I looked part 2 for a bit and by looking at the slow step and using that to figure out the rate law I think it might be mechanism 2, would this be right?
PART 1
To compare Trial 2 and Trial 3, we need to consider the reactant solutions used in each trial. Let's analyze the differences:
Trial 2:
- Reactant Solution A: 10 ml I^-, 5.0 ml S2O3^2-
- Reactant Solution B: 5 ml S2O8^2-, 1 ml starch
- Time to react: 20 seconds
Trial 3:
- Reactant Solution A: 5 ml I^-, 5.0 ml S2O3^2-
- Reactant Solution B: 10 ml S2O8^2-, 1 ml starch
- Time to react: 20 seconds
Now, let's analyze the statements:
A) Trial 2 has twice as much I– as Trial 3:
- In Trial 2, Reactant Solution A contains 10 ml of I^-
- In Trial 3, Reactant Solution A contains 5 ml of I^-
- Therefore, Trial 2 has twice as much I^- as Trial 3.
B) Trial 3 has twice as much S2O82– as Trial 2:
- In Trial 2, Reactant Solution B contains 5 ml of S2O8^2-
- In Trial 3, Reactant Solution B contains 10 ml of S2O8^2-
- Therefore, Trial 3 has twice as much S2O82– as Trial 2.

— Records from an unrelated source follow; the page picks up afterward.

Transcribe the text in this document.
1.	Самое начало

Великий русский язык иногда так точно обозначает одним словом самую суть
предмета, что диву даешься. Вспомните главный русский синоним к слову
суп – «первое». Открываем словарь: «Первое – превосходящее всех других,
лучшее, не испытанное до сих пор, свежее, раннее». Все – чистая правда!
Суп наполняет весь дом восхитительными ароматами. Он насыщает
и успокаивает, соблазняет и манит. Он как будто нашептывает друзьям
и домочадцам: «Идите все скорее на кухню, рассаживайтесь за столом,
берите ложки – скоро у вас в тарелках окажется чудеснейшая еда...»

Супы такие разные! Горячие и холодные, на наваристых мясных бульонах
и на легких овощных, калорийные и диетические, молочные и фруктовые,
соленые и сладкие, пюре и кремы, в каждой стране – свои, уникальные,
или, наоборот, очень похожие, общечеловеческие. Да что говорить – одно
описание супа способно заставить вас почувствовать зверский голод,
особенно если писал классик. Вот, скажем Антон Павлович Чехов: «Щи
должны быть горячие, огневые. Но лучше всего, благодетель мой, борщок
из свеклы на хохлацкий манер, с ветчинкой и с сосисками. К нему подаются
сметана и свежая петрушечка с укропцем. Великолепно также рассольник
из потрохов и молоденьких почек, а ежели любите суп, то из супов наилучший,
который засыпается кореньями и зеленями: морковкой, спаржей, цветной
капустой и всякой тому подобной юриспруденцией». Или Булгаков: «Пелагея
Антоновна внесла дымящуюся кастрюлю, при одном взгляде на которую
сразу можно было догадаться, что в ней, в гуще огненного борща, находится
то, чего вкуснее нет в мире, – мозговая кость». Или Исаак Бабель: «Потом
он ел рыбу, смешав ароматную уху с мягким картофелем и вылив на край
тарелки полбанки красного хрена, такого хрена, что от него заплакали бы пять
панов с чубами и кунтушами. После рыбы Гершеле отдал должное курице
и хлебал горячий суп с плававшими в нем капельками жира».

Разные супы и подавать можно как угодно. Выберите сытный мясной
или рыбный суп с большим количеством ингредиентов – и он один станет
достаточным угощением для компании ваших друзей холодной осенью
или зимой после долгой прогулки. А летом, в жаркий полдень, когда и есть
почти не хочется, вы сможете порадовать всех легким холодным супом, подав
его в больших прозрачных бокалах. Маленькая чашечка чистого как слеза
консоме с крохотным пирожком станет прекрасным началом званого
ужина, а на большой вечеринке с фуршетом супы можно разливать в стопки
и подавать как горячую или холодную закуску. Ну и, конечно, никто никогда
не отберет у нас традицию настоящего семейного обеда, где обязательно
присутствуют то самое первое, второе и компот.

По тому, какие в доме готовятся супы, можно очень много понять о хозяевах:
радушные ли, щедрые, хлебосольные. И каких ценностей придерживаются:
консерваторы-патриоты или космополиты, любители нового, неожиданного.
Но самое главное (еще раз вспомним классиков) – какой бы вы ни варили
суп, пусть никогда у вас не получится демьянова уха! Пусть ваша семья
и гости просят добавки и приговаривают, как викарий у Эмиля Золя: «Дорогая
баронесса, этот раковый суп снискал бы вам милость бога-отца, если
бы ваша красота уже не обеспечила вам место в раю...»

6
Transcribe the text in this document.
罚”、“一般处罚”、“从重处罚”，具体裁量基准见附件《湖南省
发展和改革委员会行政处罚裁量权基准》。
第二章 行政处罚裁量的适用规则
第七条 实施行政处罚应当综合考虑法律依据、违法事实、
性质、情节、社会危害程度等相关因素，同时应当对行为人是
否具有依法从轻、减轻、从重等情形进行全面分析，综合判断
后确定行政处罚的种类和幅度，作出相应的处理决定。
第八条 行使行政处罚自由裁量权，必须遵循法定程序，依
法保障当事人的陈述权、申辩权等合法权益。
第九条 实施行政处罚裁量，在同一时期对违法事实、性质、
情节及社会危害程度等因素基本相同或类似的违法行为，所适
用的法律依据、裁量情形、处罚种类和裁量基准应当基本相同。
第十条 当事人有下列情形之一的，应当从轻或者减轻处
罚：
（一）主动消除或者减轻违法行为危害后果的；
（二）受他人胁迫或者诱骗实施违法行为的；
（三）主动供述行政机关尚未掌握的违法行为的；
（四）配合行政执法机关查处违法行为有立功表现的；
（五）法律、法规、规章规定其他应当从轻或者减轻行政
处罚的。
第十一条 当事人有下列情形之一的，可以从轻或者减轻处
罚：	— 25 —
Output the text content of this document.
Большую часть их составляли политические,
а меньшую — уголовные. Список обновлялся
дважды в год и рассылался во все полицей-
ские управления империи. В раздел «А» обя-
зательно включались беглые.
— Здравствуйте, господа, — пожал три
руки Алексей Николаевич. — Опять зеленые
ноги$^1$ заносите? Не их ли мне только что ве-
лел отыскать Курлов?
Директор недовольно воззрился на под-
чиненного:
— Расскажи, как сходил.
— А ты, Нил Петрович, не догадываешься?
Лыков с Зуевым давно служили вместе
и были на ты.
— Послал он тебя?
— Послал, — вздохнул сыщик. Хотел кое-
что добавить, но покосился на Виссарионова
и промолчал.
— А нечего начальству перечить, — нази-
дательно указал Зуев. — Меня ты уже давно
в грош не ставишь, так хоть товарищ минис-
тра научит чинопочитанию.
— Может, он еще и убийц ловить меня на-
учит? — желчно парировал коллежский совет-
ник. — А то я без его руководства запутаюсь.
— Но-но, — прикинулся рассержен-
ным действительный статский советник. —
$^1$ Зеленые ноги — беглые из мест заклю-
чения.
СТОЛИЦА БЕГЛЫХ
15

Therefore, both A) and B) are correct responses.
PART 2
To determine which proposed mechanisms would be supported by the given results, we need to analyze the reaction outcomes in each trial.
In Trial 1:
- Reactant Solution A: 10 ml I^-, 5.0 ml S2O3^2-
- Reactant Solution B: 10 ml S2O8^2-, 1 ml starch
- Time to react: 10 seconds
In Trial 2:
- Reactant Solution A: 10 ml I^-, 5.0 ml S2O3^2-
- Reactant Solution B: 5 ml S2O8^2-, 1 ml starch
- Time to react: 20 seconds
In Trial 3:
- Reactant Solution A: 5 ml I^-, 5.0 ml S2O3^2-
- Reactant Solution B: 10 ml S2O8^2-, 1 ml starch
- Time to react: 20 seconds
From the given information, it is evident that the reaction rate differs between trials. To analyze the mechanisms, we need to compare the reactant combinations and the observed reaction rates. Let's examine each proposed mechanism:
Mechanism 1:
This mechanism assumes that the reaction between I^- and S2O8^2- is the slow step. However, since the reaction time differs in each trial, Mechanism 1 is not supported.
Mechanism 2:
This mechanism proposes a slow step where I2^2- reacts with S2O8^2- to form [S2O8xI]^3-. Given that different reactant combinations yield different reaction rates, Mechanism 2 is not supported.
Mechanism 3:
This mechanism assumes a fast step where I^- reacts with S2O8^2- to form [S2O8xI]^3- with an equilibrium. However, if the reaction rate differs between trials, this mechanism is not supported.
Mechanism 4:
This mechanism proposes a direct reaction between 2I^- and S2O8^2- to form I2 and 2SO4^2-. Since the reaction rate seems to vary among trials, it suggests that this direct reaction occurs. Therefore, Mechanism 4 is supported by the given results.
In conclusion, Mechanism 4 is the supported mechanism based on the given experimental results.